Where In The Flying F### Did My Balloon Go?

By Lisa D. Watson

Your anxiety may be from germs, cockroaches, a group of four or more guys wearing baseball caps, red meat, I Am Legend type of zombies, alligators, Kid Rock…

Okay, the above is my personal uneasiness list but doesn't normally cause me anxiety. Ecoanxiety is what keeps me awake at night.

Self-Portrait - Sparkly Vexation by Lisa D. Watson. Mylar, polypropylene ribbon, glitter, glue paste, acrylic paint, colored pencil on lithograph print, 2022.

The American Psychological Association defines ecoanxiety as “a chronic fear of environmental doom” As the definition suggests, ecoanxiety is a state of mind that arises gradually as we watch the slow and unfortunate consequences of climate change unfold.

I was nine years old when I realized humans were not treading lightly and instead were carelessly stomping around the planet like a Marvel character having a shitty day. It was around the time President Jimmy Carter made a national announcement to turn off lights when not in use. To this day Mr. President, I turn out those lights!

My Northern Ohio elementary school had an event called ‘Up Day’. We all wrote a note, tied it to a latex balloon, filled the balloons with helium and in 3, 2, 1…released hundreds of balloons into the sky. It was so exciting and I’ll never forget watching them all float gracefully into the distance. We all stood there until the last balloon was out of sight.

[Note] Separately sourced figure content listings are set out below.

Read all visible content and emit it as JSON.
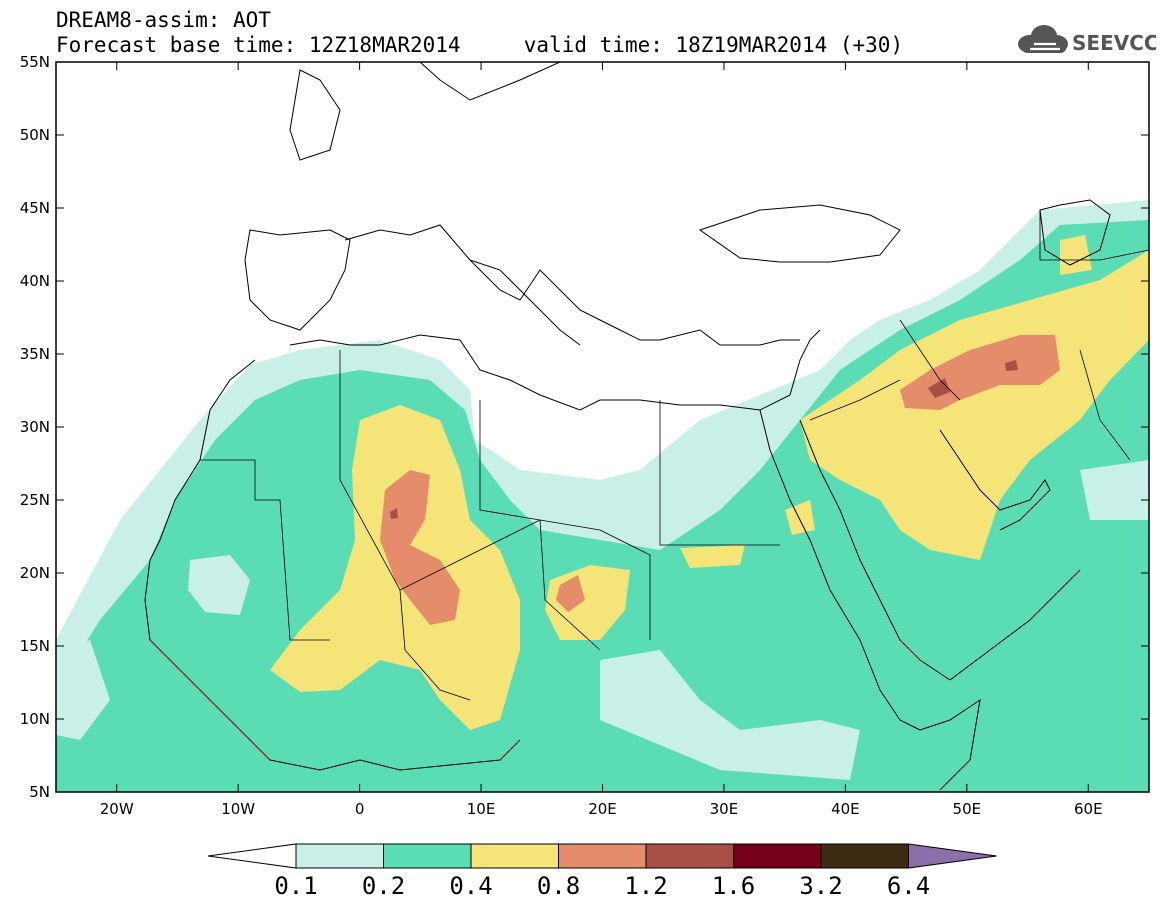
{
  "title": {
    "line1": "DREAM8-assim: AOT",
    "line2": "Forecast base time: 12Z18MAR2014     valid time: 18Z19MAR2014 (+30)"
  },
  "logo": {
    "text": "SEEVCCC",
    "icon": "cloud-icon"
  },
  "map": {
    "lon_range": [
      -25,
      65
    ],
    "lat_range": [
      5,
      55
    ],
    "lat_labels": [
      "55N",
      "50N",
      "45N",
      "40N",
      "35N",
      "30N",
      "25N",
      "20N",
      "15N",
      "10N",
      "5N"
    ],
    "lon_labels": [
      "20W",
      "10W",
      "0",
      "10E",
      "20E",
      "30E",
      "40E",
      "50E",
      "60E"
    ]
  },
  "colorbar": {
    "labels": [
      "0.1",
      "0.2",
      "0.4",
      "0.8",
      "1.2",
      "1.6",
      "3.2",
      "6.4"
    ],
    "colors": [
      "#ffffff",
      "#c8f0e8",
      "#5adcb4",
      "#f5e478",
      "#e58c6a",
      "#a85046",
      "#730018",
      "#3f2a14",
      "#8c6eaa"
    ]
  }
}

In the weeks and months to come, many students received notes from people finding the balloons from all over the United States and Canada. Almost a year later, someone in Alaska sent a nice note back to a lucky student. But, that’s when my ecoanxiety started. No one found my balloon.

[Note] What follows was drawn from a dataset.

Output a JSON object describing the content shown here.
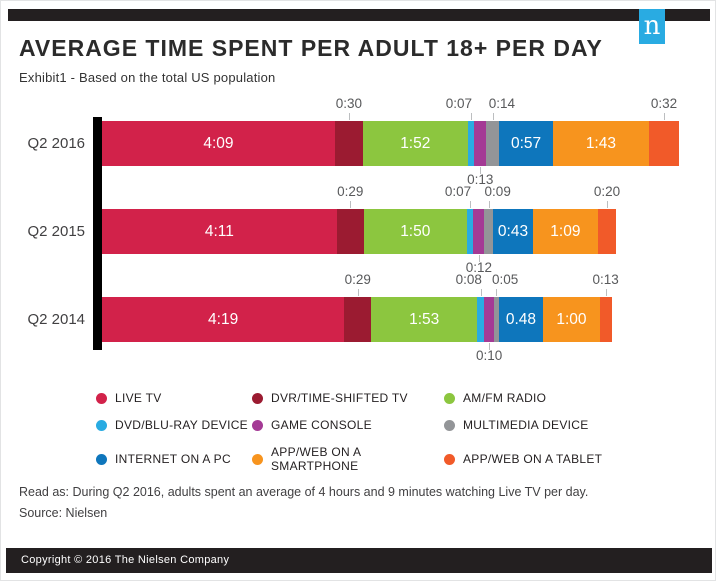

So, where in the flying fuck did my balloon go?

If a balloon was found in Alaska, that means many of the balloons landed in National Parks, lakes, pastures or the ocean!!! Is a dolphin chowing down on my stupid balloon?!!! I felt like shit.

Skip to the present day, and I still get anxiety from balloons. Honestly, there are so many one-use idiotic products that humans just keep buying and buying and buying. But, balloons have a twisted irony about celebration, joyfulness and freedom that makes my Norepinephrine spin out of control.

Whether the balloon is made of latex, mylar or vinyl, they all contribute to carbon emissions in their production and end up as non-biodegradable litter everywhere.

Also, let's not forget there is a worldwide shortage of helium. Once it is gone, it is extinct. Helium has many more important uses like treating Emphysema…a little more important than Todd’s retirement party.